Deux facteurs en limitent cependant l’efficacité. D’une part, le refus de la Russie de poursuivre et punir les coupables malgré les condamnations de la Cour. Un des jugements récents de la Cour, relatif à la Tchétchénie, Beksultanova c. Russie, en est l’illustration. En octobre 2004, un officier des forces spéciales s’était présenté à la maison de Beksultanova, ordonnant à son fils Timur (né en 1980) de l’accompagner au poste de police afin de vérifier certains renseignements quant à ses liens avec des réseaux terroristes. Timur a depuis lors disparu. Condamnée par la Cour européenne à verser à la plaignante 60 000 euros pour dommage moral et 3 000 euros pour frais de procédure ainsi qu’à poursuivre l’enquête, la Russie s’est contentée de payer, sans procéder à aucune investigation, perpétuant l’impunité des coupables (2).

Officiellement, les autorités russes disent vouloir donner la priorité à l’application des jugements rendus par la CEDH sur la Tchétchénie et ont pris à cet égard un certain nombre de mesures dont la mise en place en 2010 du Comité fédéral d’investigation et d'un Comité tchétchène d’investigation, chargés d’informer les victimes et leurs familles du progrès des enquêtes. Les résultats sont pour le moment maigres et le seul véritable travail d’investigation est conduit par des «groupes mobiles» affiliés au Comité contre la torture russe, une ONG dans le collimateur du pouvoir.

D’autre part, la durée de la procédure. Saisie après épuisement de tous les recours nationaux, la Cour met environ quatre ans avant de statuer. C’est ce qui explique que la plupart des affaires tchétchènes jugées par la CEDH aujourd’hui datent des guerres de 1994 et 1999. Ces cas sont particulièrement difficiles suite au refus des autorités fédérales de donner accès aux archives des unités militaires présentes en Tchétchénie lors des opérations anti-terroristes de l’époque.

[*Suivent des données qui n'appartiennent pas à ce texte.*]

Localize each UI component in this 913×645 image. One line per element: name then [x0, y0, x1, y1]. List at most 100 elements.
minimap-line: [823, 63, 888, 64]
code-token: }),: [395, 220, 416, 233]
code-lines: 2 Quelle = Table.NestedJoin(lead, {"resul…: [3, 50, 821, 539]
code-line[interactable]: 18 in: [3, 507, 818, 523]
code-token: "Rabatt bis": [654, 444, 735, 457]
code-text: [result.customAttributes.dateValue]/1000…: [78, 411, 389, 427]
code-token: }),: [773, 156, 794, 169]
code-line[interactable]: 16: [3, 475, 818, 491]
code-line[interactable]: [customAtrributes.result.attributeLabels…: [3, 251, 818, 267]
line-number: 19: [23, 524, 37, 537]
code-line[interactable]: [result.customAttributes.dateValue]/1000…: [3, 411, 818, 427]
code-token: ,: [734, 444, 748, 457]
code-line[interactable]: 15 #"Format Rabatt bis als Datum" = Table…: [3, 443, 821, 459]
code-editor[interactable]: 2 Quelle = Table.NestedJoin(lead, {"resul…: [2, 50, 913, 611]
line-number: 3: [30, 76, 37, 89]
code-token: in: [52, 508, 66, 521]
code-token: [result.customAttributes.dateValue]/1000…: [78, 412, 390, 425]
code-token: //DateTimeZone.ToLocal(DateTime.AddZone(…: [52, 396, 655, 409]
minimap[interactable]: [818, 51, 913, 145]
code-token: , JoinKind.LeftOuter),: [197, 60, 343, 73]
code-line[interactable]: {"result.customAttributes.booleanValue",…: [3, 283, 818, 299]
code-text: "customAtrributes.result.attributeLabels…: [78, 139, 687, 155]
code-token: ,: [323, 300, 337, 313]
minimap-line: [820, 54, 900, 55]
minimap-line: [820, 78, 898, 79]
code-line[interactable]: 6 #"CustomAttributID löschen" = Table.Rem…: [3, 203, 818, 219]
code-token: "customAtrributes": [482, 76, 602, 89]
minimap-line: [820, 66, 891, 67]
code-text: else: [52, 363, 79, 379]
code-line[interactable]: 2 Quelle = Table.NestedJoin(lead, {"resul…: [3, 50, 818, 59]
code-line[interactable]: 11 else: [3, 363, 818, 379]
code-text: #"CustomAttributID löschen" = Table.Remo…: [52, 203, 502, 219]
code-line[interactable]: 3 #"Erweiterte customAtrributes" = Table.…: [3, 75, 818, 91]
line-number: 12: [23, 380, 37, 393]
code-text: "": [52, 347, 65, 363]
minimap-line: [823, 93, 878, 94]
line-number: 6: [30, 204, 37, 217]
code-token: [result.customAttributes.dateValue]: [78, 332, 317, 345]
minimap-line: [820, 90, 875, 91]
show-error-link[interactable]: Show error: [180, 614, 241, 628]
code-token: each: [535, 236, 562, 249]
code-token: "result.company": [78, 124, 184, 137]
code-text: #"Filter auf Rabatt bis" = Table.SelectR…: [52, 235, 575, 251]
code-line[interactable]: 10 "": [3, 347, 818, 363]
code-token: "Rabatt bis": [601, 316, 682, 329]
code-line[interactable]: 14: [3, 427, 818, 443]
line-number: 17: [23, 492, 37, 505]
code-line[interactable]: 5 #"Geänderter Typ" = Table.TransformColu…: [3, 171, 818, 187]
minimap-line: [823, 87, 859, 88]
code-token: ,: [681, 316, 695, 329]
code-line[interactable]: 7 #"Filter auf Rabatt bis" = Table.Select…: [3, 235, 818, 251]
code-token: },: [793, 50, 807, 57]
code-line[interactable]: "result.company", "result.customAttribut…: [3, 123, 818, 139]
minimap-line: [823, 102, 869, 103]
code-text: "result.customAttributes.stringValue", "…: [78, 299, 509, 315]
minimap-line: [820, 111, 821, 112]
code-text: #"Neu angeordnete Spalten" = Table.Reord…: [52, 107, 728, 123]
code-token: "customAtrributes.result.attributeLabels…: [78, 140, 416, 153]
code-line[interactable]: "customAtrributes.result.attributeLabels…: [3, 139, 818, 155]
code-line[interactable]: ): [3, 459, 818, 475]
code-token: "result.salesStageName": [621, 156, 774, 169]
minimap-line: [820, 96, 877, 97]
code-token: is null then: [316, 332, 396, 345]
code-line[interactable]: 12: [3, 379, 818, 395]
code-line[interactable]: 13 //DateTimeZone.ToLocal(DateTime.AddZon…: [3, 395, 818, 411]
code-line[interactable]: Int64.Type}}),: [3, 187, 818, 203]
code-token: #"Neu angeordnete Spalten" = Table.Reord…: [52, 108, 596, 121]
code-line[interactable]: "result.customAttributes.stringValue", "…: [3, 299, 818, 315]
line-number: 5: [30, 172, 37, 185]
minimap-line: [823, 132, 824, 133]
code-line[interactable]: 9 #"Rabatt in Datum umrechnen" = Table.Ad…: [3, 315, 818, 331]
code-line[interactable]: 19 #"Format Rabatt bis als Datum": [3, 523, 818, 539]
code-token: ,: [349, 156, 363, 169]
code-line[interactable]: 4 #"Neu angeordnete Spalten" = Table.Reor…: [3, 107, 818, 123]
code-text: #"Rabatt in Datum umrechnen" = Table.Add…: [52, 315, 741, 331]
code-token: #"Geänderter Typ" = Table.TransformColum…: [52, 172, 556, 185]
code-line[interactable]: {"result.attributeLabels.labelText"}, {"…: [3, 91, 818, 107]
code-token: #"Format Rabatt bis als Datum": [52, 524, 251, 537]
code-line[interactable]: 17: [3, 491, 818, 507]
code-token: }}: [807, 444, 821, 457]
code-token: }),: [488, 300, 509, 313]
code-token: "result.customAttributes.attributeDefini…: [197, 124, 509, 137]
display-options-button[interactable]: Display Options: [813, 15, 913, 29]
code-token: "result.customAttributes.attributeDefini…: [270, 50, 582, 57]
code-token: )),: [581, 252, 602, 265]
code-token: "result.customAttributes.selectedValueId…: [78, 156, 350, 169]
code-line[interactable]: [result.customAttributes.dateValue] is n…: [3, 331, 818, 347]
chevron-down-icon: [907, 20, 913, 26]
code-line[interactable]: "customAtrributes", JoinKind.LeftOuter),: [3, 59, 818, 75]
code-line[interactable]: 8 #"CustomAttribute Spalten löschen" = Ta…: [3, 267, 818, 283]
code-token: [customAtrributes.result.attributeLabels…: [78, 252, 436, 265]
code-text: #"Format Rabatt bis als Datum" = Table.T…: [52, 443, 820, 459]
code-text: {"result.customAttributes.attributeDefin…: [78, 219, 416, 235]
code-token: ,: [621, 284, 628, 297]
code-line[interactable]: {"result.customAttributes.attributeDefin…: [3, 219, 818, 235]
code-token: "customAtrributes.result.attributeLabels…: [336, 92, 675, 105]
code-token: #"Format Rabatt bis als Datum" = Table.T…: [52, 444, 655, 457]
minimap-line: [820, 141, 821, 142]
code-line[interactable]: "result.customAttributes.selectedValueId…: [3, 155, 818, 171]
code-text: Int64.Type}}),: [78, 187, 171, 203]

Cependant, la Cour a depuis un an adopté des dispositions plus radicales. Elle a accepté, en 2011, de prendre pour la première fois en «procédure urgente» (article 39) des affaires de violations des droits de l’homme commises en Tchétchénie. Il s’agit de Tamerlan Suleimanov, enlevé à Grozny en mai 2011 par des agents de la sécurité nationale et d’Islam Umarpashayev, disparu pendant quatre mois, détenu dans la cave d’un bâtiment de la police du ministère de l’intérieur de Tchétchénie sans aucune charge retenue contre lui et contraint à laisser pousser sa barbe, dans le but de le faire passer pour un islamiste radical. Non seulement, la CEDH est intervenue très rapidement, mais elle a aussi réussi à faire libérer Umarpashayev. Il faut espérer que la CEDH utilise dorénavant plus fréquemment ce genre de procédure et puisse ainsi peser sur la Russie dans des affaires plus récentes où il reste encore des chances de retrouver les victimes vivantes.

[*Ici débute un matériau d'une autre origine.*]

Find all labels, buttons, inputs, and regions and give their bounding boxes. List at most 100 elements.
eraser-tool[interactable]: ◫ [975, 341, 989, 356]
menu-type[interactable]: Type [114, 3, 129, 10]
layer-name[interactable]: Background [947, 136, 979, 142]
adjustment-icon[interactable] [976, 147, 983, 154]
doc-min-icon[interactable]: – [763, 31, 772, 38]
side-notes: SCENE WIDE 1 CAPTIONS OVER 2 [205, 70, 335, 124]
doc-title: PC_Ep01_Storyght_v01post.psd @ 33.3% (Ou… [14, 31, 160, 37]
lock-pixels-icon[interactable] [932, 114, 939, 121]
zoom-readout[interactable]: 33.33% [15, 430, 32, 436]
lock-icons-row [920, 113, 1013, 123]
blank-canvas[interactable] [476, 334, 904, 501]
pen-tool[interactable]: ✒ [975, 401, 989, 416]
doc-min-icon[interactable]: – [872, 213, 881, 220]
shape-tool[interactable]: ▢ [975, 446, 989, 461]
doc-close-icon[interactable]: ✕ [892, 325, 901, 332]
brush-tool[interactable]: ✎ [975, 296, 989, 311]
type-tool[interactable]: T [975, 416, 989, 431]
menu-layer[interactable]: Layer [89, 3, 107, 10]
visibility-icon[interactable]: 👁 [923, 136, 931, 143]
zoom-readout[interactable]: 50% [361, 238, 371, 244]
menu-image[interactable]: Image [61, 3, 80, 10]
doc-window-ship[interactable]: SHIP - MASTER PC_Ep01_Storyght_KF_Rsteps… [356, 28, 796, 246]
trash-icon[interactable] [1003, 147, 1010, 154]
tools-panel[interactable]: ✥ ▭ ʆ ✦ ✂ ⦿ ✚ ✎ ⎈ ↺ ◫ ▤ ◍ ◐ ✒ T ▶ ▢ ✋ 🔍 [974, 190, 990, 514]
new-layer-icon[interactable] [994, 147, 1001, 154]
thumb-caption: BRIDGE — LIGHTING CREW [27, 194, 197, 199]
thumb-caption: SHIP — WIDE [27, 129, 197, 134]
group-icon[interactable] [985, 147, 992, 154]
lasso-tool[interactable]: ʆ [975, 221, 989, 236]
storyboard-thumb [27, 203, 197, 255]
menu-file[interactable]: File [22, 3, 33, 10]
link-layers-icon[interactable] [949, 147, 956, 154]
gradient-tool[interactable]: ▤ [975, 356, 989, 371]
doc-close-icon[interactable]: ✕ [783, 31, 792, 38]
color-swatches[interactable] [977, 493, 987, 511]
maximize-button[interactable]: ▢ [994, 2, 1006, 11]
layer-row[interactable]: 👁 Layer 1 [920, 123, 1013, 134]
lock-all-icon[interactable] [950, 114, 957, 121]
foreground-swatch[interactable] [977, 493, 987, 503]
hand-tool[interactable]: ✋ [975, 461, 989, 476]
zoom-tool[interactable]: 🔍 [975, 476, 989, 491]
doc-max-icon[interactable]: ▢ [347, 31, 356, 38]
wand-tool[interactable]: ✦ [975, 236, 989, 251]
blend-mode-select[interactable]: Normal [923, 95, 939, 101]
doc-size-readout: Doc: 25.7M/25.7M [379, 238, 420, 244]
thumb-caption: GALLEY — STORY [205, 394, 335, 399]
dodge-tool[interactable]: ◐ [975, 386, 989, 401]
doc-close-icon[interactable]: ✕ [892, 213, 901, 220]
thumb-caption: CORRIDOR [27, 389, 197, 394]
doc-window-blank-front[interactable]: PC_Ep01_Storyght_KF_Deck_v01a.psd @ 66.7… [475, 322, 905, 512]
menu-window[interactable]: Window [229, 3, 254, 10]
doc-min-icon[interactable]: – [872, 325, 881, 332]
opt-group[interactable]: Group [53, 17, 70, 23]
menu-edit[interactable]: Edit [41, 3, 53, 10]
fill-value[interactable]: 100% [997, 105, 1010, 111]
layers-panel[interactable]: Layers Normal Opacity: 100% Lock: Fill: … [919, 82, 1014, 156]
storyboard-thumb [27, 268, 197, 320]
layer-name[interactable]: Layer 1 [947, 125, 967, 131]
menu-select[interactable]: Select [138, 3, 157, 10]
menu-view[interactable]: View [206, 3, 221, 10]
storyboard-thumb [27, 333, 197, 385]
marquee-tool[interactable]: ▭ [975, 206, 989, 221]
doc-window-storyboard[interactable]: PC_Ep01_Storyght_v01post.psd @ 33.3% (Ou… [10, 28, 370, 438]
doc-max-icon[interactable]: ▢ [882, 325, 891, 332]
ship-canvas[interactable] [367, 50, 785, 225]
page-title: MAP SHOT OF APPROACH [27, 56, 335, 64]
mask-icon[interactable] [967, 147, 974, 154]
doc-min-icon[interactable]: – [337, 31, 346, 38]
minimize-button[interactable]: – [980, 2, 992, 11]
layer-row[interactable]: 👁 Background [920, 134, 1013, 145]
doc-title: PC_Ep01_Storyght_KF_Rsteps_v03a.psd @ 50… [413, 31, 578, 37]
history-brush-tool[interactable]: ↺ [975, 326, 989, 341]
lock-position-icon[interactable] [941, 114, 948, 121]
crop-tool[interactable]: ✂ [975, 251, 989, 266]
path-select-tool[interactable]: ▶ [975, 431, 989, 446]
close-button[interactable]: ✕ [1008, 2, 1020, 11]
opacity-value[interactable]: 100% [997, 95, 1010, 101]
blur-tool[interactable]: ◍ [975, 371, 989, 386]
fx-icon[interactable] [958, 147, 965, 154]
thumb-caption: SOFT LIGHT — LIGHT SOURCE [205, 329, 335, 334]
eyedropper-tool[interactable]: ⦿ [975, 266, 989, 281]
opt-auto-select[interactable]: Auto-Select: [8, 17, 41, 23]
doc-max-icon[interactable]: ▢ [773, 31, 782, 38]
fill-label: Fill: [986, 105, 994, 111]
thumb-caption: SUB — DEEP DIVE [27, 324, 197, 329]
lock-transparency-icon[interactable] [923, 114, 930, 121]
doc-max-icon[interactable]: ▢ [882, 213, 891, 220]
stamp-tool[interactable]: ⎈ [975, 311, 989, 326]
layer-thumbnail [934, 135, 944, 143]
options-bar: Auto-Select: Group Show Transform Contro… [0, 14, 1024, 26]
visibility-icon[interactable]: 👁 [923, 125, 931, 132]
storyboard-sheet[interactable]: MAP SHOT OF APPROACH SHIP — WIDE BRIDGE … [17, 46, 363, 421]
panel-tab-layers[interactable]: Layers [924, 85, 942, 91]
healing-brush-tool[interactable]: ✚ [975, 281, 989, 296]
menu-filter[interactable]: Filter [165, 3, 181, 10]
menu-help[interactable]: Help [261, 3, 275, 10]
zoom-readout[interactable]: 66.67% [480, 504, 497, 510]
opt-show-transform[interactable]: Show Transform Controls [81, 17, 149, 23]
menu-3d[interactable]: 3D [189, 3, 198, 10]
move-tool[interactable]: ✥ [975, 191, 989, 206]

(1) Divorcer par exemple et obtenir la garde de ses enfants est quasiment impossible. Pourtant, la loi russe le permet et les jugements sont souvent rendus dans ce sens mais jamais appliqués car les ex-maris et leurs familles, fort des propos de leur Président, se font alors très menaçants.

(2) Dans d’autres affaires, des agents de la sécurité fédérale ou militaire ont même été promus malgré des preuves évidentes de leur culpabilité et un jugement rendu dans ce sens par la CEDH.